By using the definition of infimum and supremum:
$$ \exists \hat{x}, \hat{y} \epsilon >0 : \sup_{x} m \left( x \right) - \epsilon \leq m \left( \hat{x} \right), \; M \left( \hat{y} \right) \leq \inf_{y} M \left( y \right) + \epsilon $$
Now:
$$ \sup_{x} m \left( x \right) - \epsilon \leq m \left( \hat{x} \right) \leq f \left( \hat{x}, \hat{y} \right) \leq M \left( \hat{y} \right) \leq \inf_{y} M \left( y \right) + \epsilon $$
Hence clearly $ \sup_{x} m \left( x \right) \leq \inf_{y} M \left( y \right) $ which means:
$$ \sup_{x} \inf_{y} f \left( x, y \right) \leq \inf_{y} \sup_{x} f \left( x, y \right) $$
As requested.
Intuition? Well, think of two forces. The one want to minimize its degree of freedom. The other one want to maximize its degree of freedom.
It seems there is much more incentive to the force for minimization to work first. It guarantees the end result will be lower than the other way around (It is symmetrical from the point of view of the maximizing force).

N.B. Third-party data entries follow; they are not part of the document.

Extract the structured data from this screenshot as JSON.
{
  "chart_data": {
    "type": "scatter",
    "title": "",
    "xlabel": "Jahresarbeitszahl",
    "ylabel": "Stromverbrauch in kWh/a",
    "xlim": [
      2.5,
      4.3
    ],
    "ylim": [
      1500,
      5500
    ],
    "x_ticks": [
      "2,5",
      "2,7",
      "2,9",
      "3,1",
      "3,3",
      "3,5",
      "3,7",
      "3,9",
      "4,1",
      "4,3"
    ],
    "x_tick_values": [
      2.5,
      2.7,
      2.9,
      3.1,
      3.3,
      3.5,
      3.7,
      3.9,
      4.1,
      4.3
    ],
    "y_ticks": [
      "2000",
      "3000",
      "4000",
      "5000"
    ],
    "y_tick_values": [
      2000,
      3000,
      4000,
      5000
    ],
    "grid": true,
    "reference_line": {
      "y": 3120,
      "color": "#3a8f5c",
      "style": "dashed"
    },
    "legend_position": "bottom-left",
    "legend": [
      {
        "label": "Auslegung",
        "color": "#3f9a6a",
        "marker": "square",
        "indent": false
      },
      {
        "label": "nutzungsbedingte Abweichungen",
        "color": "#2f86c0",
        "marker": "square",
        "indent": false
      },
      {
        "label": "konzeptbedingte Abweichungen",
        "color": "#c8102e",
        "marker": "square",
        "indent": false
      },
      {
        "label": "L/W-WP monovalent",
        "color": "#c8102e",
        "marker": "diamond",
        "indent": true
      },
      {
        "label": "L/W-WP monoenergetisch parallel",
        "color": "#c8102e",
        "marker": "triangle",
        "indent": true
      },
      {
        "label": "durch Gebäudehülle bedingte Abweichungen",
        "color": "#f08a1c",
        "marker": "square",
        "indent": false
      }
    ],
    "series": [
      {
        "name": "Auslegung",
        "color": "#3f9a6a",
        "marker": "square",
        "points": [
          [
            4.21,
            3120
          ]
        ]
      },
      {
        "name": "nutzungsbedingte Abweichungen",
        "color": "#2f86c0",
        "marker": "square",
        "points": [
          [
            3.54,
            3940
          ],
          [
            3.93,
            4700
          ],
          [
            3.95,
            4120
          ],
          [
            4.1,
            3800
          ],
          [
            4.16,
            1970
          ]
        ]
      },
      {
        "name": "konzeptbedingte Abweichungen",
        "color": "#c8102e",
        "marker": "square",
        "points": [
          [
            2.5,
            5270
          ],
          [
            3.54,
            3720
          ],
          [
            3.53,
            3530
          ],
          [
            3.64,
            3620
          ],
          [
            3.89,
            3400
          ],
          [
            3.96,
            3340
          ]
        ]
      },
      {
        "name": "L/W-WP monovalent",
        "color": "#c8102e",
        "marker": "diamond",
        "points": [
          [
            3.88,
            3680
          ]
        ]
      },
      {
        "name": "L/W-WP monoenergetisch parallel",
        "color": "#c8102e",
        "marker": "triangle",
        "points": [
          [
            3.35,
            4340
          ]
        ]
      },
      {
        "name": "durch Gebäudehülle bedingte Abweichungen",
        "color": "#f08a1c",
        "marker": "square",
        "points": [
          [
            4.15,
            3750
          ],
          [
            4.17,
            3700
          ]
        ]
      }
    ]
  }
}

One asks that $$ \max\limits_x\left(\min\limits_sf(x,s)\right)\leqslant\min\limits_y\left(\max\limits_tf(t,y)\right). $$ The assertion is equivalent to the fact that, for every $x$ and $y$, $$ \min\limits_sf(x,s)\leqslant\max\limits_tf(t,y). $$ Since $\min\limits_sf(x,s)\leqslant f(x,y)\leqslant\max\limits_tf(t,y)$ by definition, this holds.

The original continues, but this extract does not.